Rbc-GsD mice and their littermate control mice were on HFD for 8 weeks. When they developed DIO, both groups of mice were on daily i.p. injection of CNO (1 mg/kg, bw, 10:00 and 17:00 for 2 weeks. Mice were received pimonidazole (hypoxyprobe-1, 80mg/kg, bw; Chemicon International, HP2-100), and 45 minutes later, s.c. adipose tissues were collected for immunostaining. Tissues were fixed in 10% normal formalin buffer, processed, and then paraffin embedded. Deparaffinized sections were incubated with 10% of BSA for 1 hour, followed by incubation with anti-pimonidazole conjugated with FITC (monoclonal, 1:100) for 1 hour. After being rinsed 3× with 1× PBS, sections were further incubated with anti–FITC-HRP (Chemicon International, catalog HP2-100) (1:00) for 1 hour to amplify signals. The staining was visualized using DAB system (Vector Laboratories, SK-4105) and then counterstained with hematoxylin. Images were obtained using upright Axiocam 506 color camera (Zeiss Axio Scope).

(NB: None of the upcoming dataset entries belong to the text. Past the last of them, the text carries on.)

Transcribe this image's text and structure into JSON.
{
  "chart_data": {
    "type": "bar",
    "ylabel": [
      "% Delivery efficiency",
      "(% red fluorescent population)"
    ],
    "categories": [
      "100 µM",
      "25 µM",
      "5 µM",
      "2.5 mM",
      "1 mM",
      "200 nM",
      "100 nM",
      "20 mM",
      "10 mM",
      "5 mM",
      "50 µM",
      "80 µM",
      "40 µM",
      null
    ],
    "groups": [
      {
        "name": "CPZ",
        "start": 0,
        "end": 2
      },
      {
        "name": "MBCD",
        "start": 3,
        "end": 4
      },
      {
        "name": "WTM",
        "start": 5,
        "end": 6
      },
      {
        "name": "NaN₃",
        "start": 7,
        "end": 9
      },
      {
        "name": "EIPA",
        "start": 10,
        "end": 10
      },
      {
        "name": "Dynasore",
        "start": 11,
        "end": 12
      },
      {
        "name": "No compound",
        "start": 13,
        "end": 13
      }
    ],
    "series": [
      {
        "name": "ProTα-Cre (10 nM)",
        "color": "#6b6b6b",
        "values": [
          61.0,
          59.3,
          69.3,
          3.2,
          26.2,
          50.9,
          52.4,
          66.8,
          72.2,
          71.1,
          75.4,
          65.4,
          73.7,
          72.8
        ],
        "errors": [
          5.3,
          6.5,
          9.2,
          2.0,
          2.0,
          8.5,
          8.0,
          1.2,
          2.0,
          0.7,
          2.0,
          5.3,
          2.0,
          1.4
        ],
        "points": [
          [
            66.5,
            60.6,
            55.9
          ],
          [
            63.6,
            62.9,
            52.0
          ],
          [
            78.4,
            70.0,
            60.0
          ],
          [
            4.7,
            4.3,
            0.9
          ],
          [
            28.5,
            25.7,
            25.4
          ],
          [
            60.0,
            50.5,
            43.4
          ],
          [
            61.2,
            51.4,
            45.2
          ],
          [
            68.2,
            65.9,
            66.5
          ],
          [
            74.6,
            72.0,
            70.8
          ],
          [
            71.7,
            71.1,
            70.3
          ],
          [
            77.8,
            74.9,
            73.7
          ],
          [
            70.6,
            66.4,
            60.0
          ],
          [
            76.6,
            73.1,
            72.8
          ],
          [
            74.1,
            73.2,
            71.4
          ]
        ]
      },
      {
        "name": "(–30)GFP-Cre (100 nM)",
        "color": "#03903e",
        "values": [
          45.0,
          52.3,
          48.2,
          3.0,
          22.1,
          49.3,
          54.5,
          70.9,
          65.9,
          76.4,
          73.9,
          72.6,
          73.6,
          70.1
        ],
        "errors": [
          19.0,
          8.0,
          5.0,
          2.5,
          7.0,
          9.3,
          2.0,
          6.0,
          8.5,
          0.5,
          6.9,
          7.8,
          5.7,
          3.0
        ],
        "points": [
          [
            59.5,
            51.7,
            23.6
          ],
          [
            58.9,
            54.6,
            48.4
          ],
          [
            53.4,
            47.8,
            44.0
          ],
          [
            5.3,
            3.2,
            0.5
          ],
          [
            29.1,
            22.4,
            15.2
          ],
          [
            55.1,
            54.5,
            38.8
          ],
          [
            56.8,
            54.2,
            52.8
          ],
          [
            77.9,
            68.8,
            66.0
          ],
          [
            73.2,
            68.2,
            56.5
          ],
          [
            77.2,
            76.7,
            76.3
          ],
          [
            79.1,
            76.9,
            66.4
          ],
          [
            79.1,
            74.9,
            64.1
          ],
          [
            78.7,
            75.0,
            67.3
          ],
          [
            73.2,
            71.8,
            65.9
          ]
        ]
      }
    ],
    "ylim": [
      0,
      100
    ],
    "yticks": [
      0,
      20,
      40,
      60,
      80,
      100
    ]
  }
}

mRNA quantification by quantitative PCR (qPCR). s.c. adipose tissues were quickly collected and frozen. Total RNA was isolated using Trizol (Invitrogen) and RNeasy Mini kit (QIAGEN) by following company instruction. After qualifying and quantifying the total RNA using NanoDrop 2000 Spectrophotometer (Thermo Fisher Scientific), cDNA was prepared with 1 μg of the RNA. qPCR was performed using CFX96 Real-Rime System (Bio-Rad). The following primer sequences were used for the assessment of gene expression levels: HIF1-α (forward, 5′ - ACCTTCATCGGAAACTCCAAAG - 3′; reverse, 5′ - ACTGTTAGGCTCAGGTGAACT - 3′) and GAPDH as internal control (forward, 5′ - AGGTCGGTGTGAACGGATTTG - 3′; reverse, 5′ - TGTAGACCATGTAGTTGAGGTCA - 3′). Data were analyzed using ΔΔCt method, and the mRNA expression levels between groups were compared in fold changes.

Statistics. Data represent means ± SEM. Statistical analysis was performed using GraphPad Prism. Statistical significance among the groups was tested using 2-tailed Student’s t test or ANOVA tests. Correlation was analyzed by Pearson correlation coefficient. Statistical significance was defined as P < 0.05.

Study approval. Animal care and procedures were approved by the University of Texas Health Science Center at Houston IACUC.